Il nous faut lutter contre la consommation de cannabis. Notre objectif est clair : prévenir l'expérimentation chez les jeunes et tout faire pour éviter le passage à la consommation régulière chez les expérimentateurs.
Le ministère de la santé, la Mission interministérielle de lutte contre la drogue et la toxicomanie (MILDT) et le ministère de l'éducation nationale vont lancer une campagne d'information et des actions d'éducation et de prévention contre le tabagisme et le cannabis dans les établissements scolaires.
La loi doit aussi jouer son rôle dissuasif. Ce rôle sera d'autant plus important que la loi sera comprise. Prévention et sanctions savent aussi se conjuguer ! Le succès récent de la lutte contre l'alcool au volant en France vient de le montrer de manière éclatante
L'interdiction de la consommation de cannabis doit être maintenue. Les Français y sont d'ailleurs favorables dans leur grande majorité. En revanche la loi datant de 1970 dont l'objet principal était l'usage de l'héroïne, se révèle désormais inadaptée et doit être modifiée. Si on a des messages clairs sur la dangerosité du cannabis, on peut adapter les peines sans craindre que cela soit compris comme une " dépénalisation " du cannabis.
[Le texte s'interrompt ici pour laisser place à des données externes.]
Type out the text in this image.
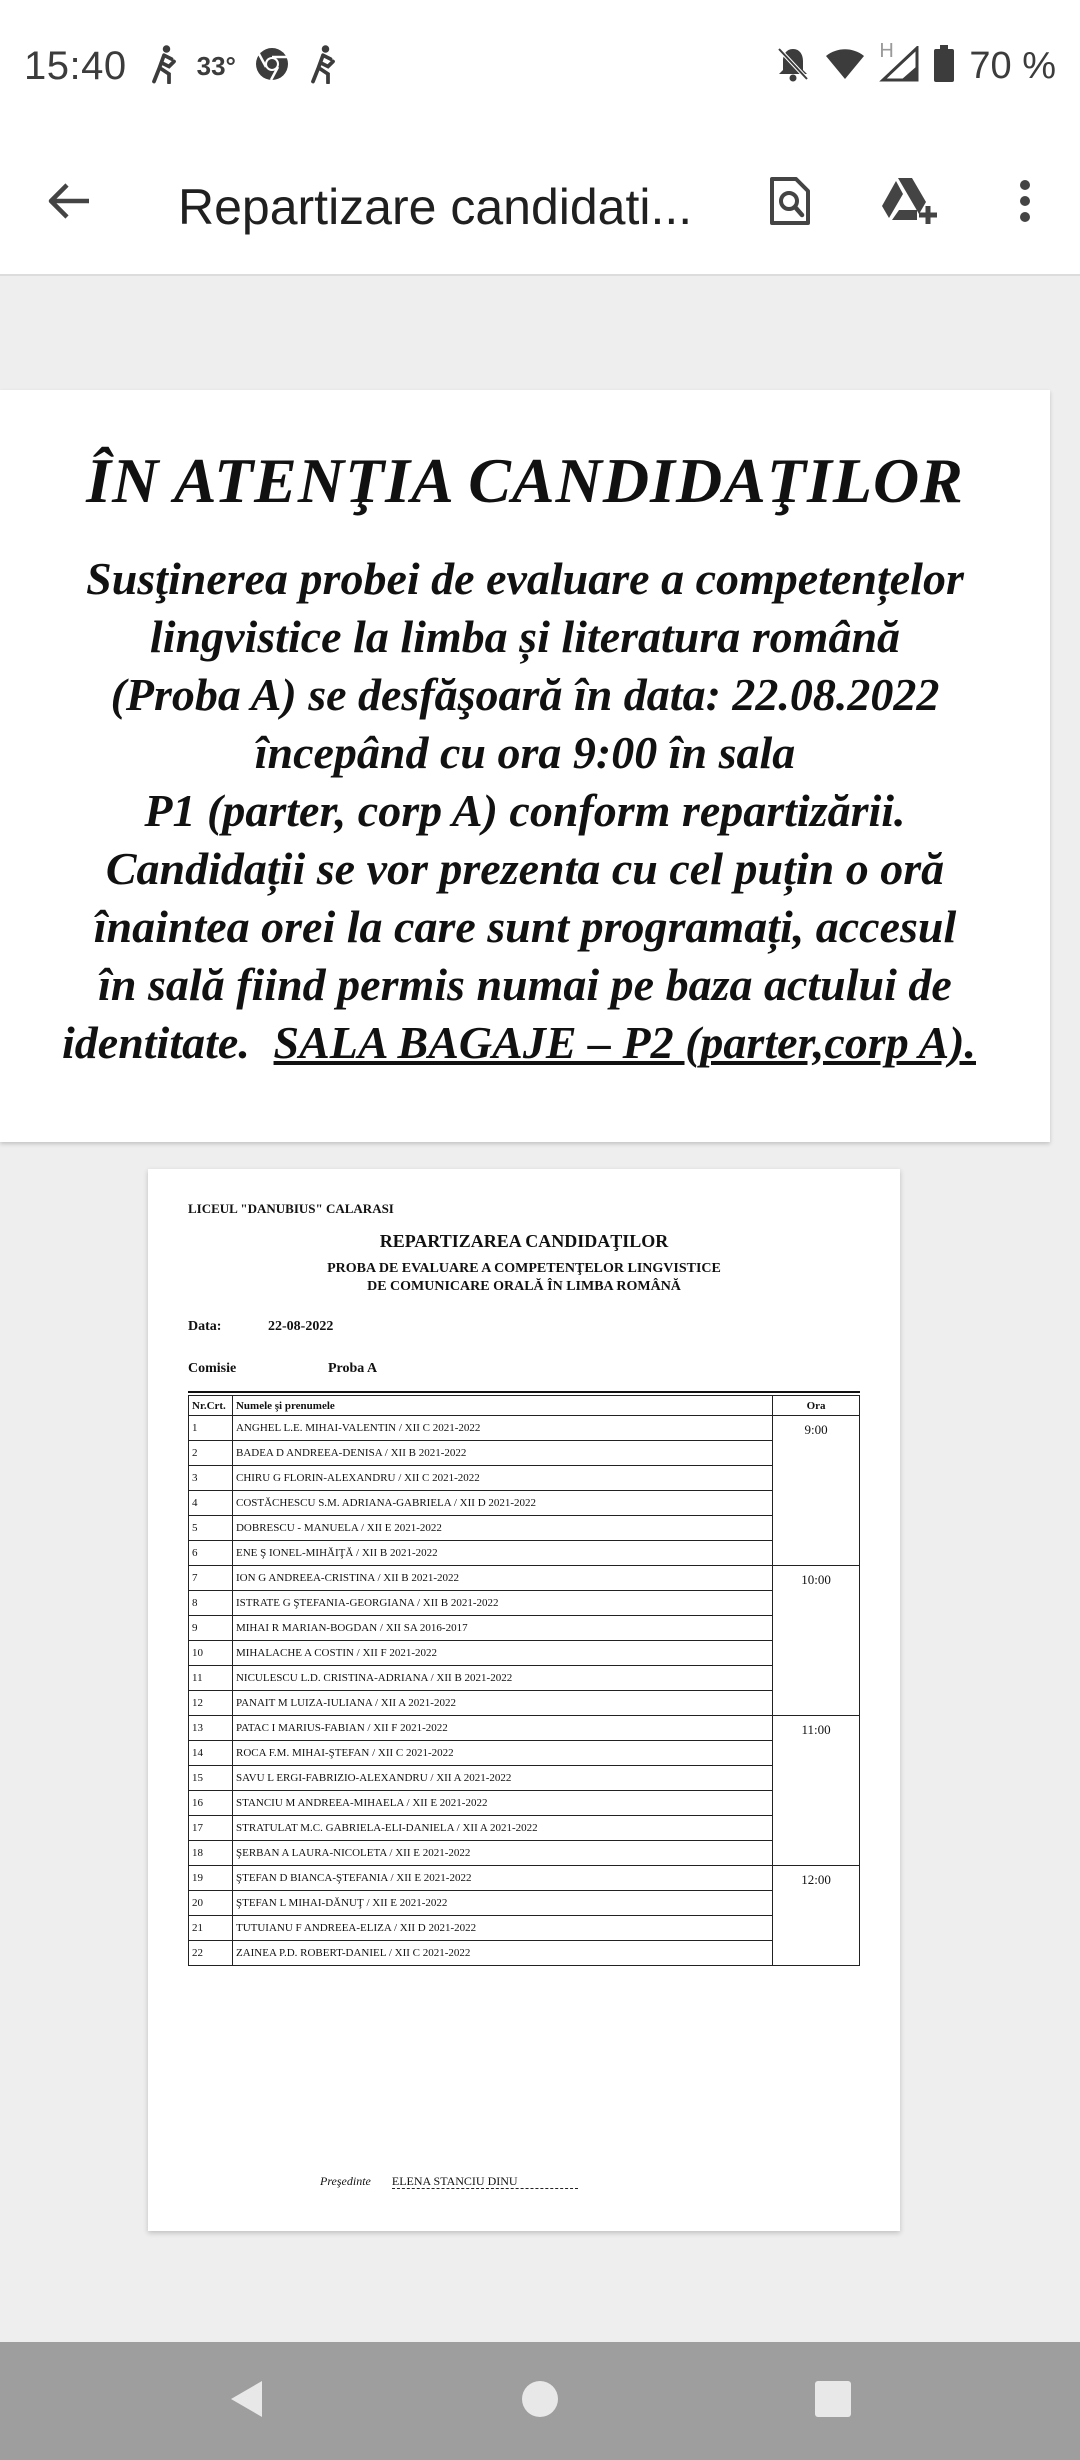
15:40	33°	H 70 %
Repartizare candidati...
ÎN ATENŢIA CANDIDAŢILOR
Susţinerea probei de evaluare a competențelor
lingvistice la limba și literatura română
(Proba A) se desfăşoară în data: 22.08.2022
începând cu ora 9:00 în sala
P1 (parter, corp A) conform repartizării.
Candidații se vor prezenta cu cel puțin o oră
înaintea orei la care sunt programați, accesul
în sală fiind permis numai pe baza actului de
identitate. SALA BAGAJE – P2 (parter,corp A).
LICEUL "DANUBIUS" CALARASI
REPARTIZAREA CANDIDAŢILOR
PROBA DE EVALUARE A COMPETENŢELOR LINGVISTICE
DE COMUNICARE ORALĂ ÎN LIMBA ROMÂNĂ
Data:	22-08-2022
Comisie	Proba A
Nr.Crt.	Numele şi prenumele	Ora
1	ANGHEL L.E. MIHAI-VALENTIN / XII C 2021-2022	9:00
2	BADEA D ANDREEA-DENISA / XII B 2021-2022	
3	CHIRU G FLORIN-ALEXANDRU / XII C 2021-2022	
4	COSTĂCHESCU S.M. ADRIANA-GABRIELA / XII D 2021-2022	
5	DOBRESCU - MANUELA / XII E 2021-2022	
6	ENE Ş IONEL-MIHĂIŢĂ / XII B 2021-2022	
7	ION G ANDREEA-CRISTINA / XII B 2021-2022	10:00
8	ISTRATE G ŞTEFANIA-GEORGIANA / XII B 2021-2022	
9	MIHAI R MARIAN-BOGDAN / XII SA 2016-2017	
10	MIHALACHE A COSTIN / XII F 2021-2022	
11	NICULESCU L.D. CRISTINA-ADRIANA / XII B 2021-2022	
12	PANAIT M LUIZA-IULIANA / XII A 2021-2022	
13	PATAC I MARIUS-FABIAN / XII F 2021-2022	11:00
14	ROCA F.M. MIHAI-ŞTEFAN / XII C 2021-2022	
15	SAVU L ERGI-FABRIZIO-ALEXANDRU / XII A 2021-2022	
16	STANCIU M ANDREEA-MIHAELA / XII E 2021-2022	
17	STRATULAT M.C. GABRIELA-ELI-DANIELA / XII A 2021-2022	
18	ŞERBAN A LAURA-NICOLETA / XII E 2021-2022	
19	ŞTEFAN D BIANCA-ŞTEFANIA / XII E 2021-2022	12:00
20	ŞTEFAN L MIHAI-DĂNUŢ / XII E 2021-2022	
21	TUTUIANU F ANDREEA-ELIZA / XII D 2021-2022	
22	ZAINEA P.D. ROBERT-DANIEL / XII C 2021-2022	
Preşedinte ELENA STANCIU DINU
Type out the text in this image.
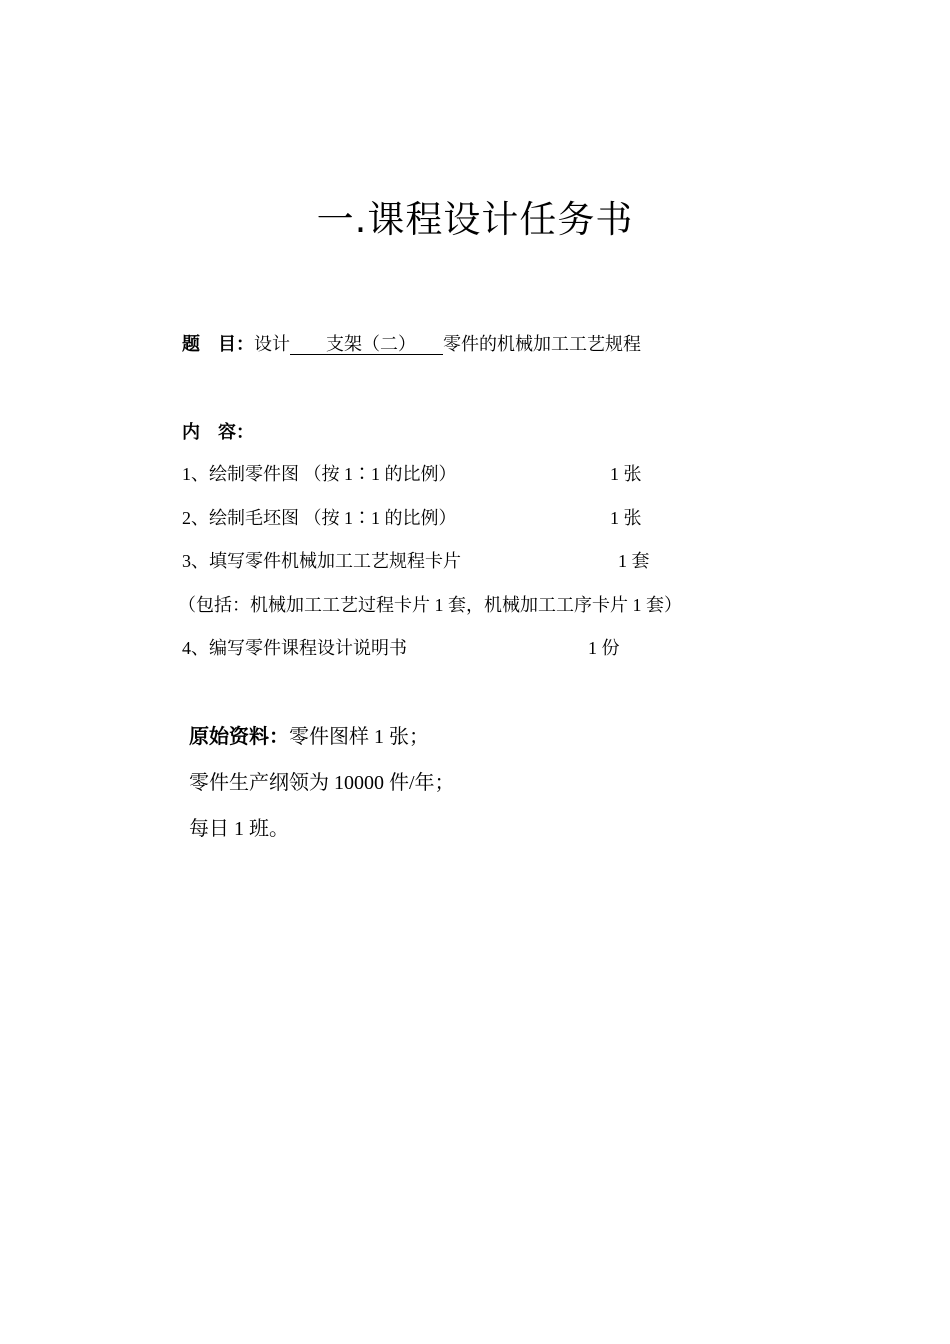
一.课程设计任务书
题　目：设计　　支架（二）　　零件的机械加工工艺规程
内　容：
1、绘制零件图 （按 1∶1 的比例）	1 张
2、绘制毛坯图 （按 1∶1 的比例）	1 张
3、填写零件机械加工工艺规程卡片	1 套
（包括：机械加工工艺过程卡片 1 套，机械加工工序卡片 1 套）
4、编写零件课程设计说明书	1 份
原始资料：零件图样 1 张；
零件生产纲领为 10000 件/年；
每日 1 班。
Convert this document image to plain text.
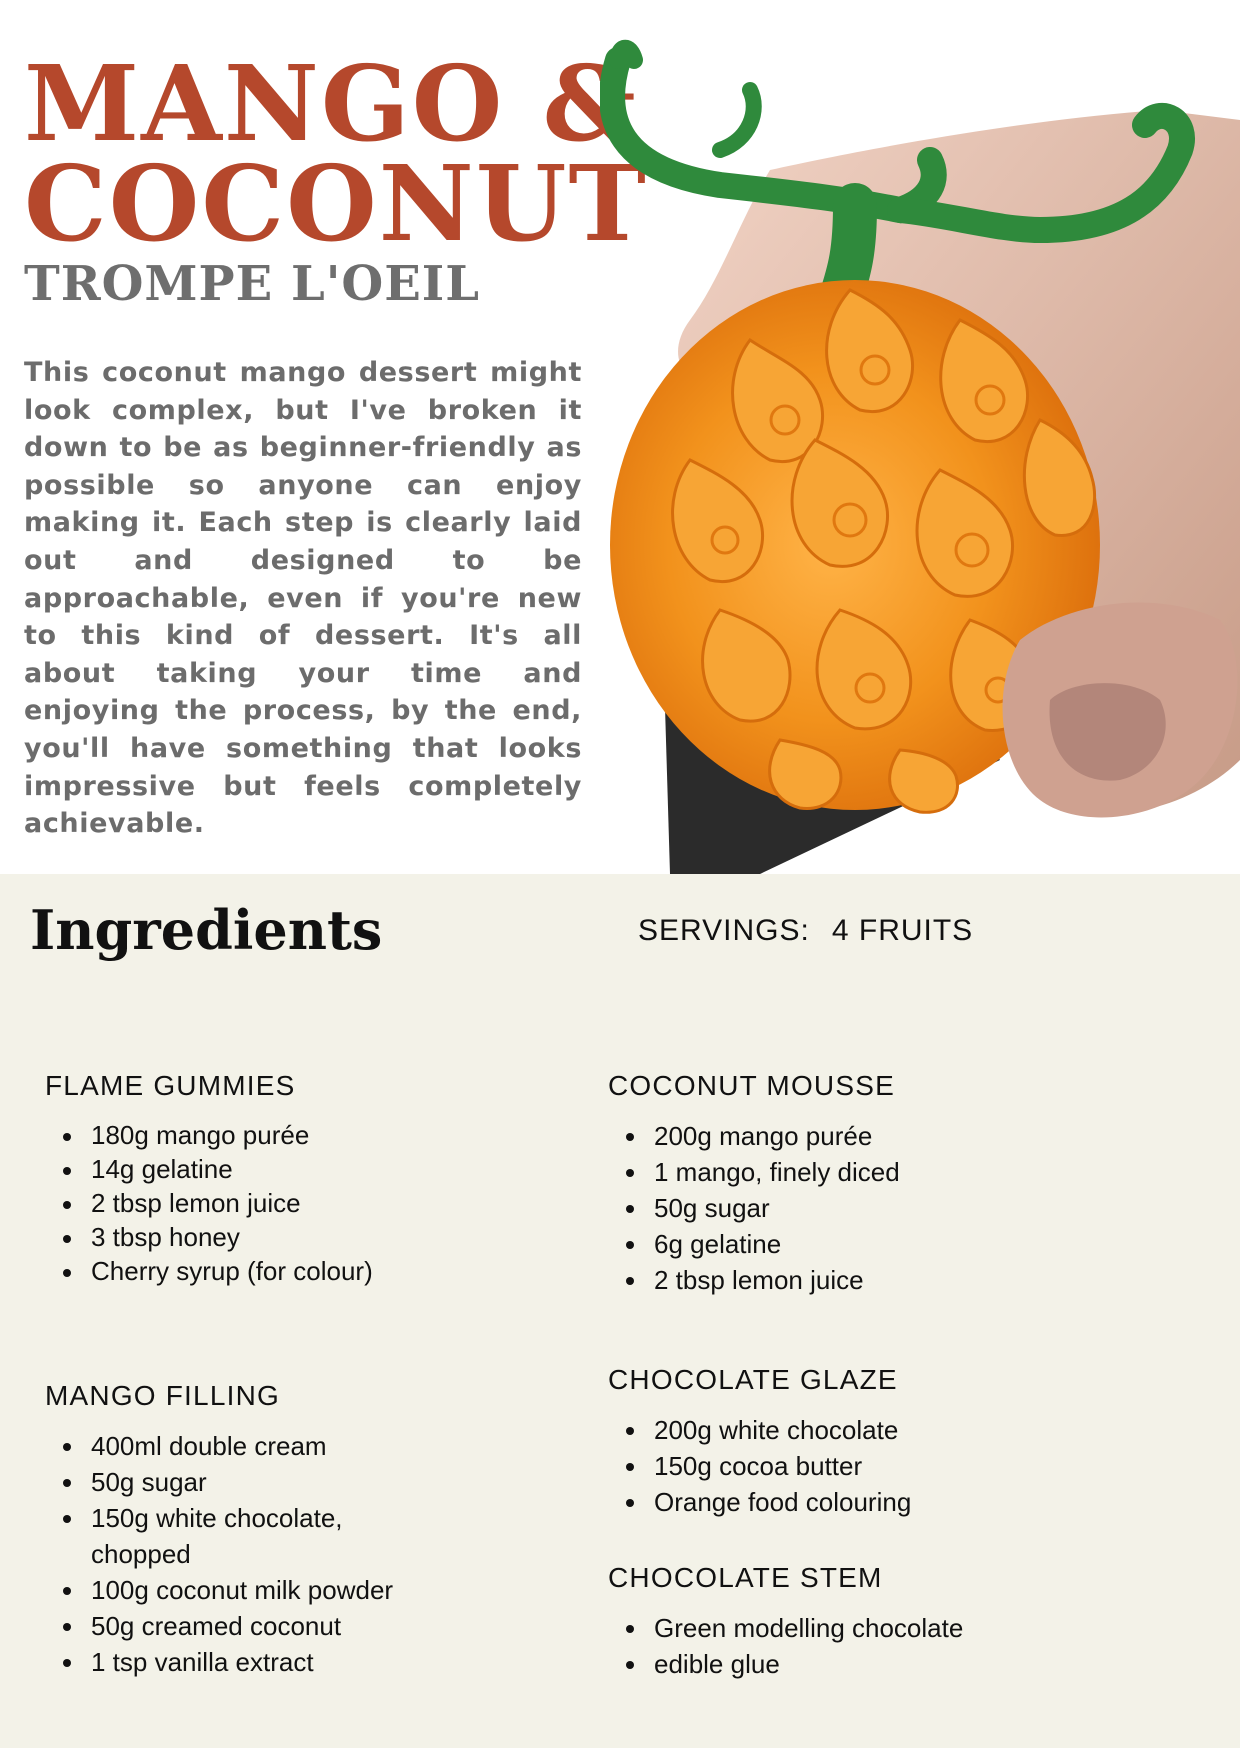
MANGO &
COCONUT
TROMPE L'OEIL

This coconut mango dessert might look complex, but I've broken it down to be as beginner-friendly as possible so anyone can enjoy making it. Each step is clearly laid out and designed to be approachable, even if you're new to this kind of dessert. It's all about taking your time and enjoying the process, by the end, you'll have something that looks impressive but feels completely achievable.

Ingredients	SERVINGS: 4 FRUITS
FLAME GUMMIES
180g mango purée
14g gelatine
2 tbsp lemon juice
3 tbsp honey
Cherry syrup (for colour)
COCONUT MOUSSE
200g mango purée
1 mango, finely diced
50g sugar
6g gelatine
2 tbsp lemon juice
MANGO FILLING
400ml double cream
50g sugar
150g white chocolate, chopped
100g coconut milk powder
50g creamed coconut
1 tsp vanilla extract
CHOCOLATE GLAZE
200g white chocolate
150g cocoa butter
Orange food colouring
CHOCOLATE STEM
Green modelling chocolate
edible glue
Il faut aussi, apporter de l'aide à ces jeunes consommateurs de cannabis, des conseils à leurs parents, à leurs amis. De véritables progrès doivent être faits pour le repérage précoce et la prise en charge des adolescents consommateurs problématiques ou polyconsommateurs, plusieurs milliers en France, au sein de structures originales et adaptées.
Enfin je terminerai en disant que nos efforts en matière de lutte contre la toxicomanie s'intègrent dans un combat plus vaste que je mène depuis mon arrivée au gouvernement et qui vise à redonner à la prévention la place qu'elle mérite. Nous allons dans les semaines qui viennent présenter une nouvelle loi sur la politique de santé publique qui doit fixer les grandes priorités à moyen terme dans le domaine de la santé publique. La lutte contre la toxicomanie fera l'objet, avec la lutte contre le tabac et l'alcool, deux autres drogues dévastatrices pour la santé, des orientations prioritaires pour les 5 années à venir.